Rep. George W. Gekas (R-Pa.) called for immediate action on legislation to reinstate the death penalty for federal offenses, including the World Trade Center bombing.
On the other hand, some subcommittee members warned against moving too quickly, saying they were concerned that civil liberties could be unduly restricted.
Rep. Don Edwards (D-San Jose) urged colleagues “to question the argument that our open society leaves us vulnerable to terrorism.
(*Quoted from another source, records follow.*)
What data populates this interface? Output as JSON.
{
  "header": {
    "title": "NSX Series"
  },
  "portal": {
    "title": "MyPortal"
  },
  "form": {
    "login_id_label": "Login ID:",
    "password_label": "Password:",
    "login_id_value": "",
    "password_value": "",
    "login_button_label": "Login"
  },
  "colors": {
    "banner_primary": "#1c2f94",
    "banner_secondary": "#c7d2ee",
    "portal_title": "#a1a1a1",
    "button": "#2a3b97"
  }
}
To the contrary, our democratic processes, tolerance for diversity and commitment to opportunity leave no fertile ground for terrorism to flourish.”
Sessions may have taken some steam out of the push for legislation by declaring that recent history does not indicate that the nation faces a new series of terrorist acts.
“The American people should always be vigilant, but this suspected act of terrorism (in New York) should not be viewed as the opening act in a coming wave of terror,” he said.
“The majority of terrorist attacks in the United States have been conducted by domestic groups principally in Puerto Rico by Puerto Rican terrorists,” Sessions said. “The last international terrorist incident occurred in April, 1992, when Iranian oppositionists took over the Iranian mission to the United Nations in New York.
“Prior to that incident,” he stressed, “there had not been an international terrorist attack in the United States since 1983.”
He noted that, although many predicted a rash of terrorist acts around the world during the Persian Gulf War, virtually none occurred.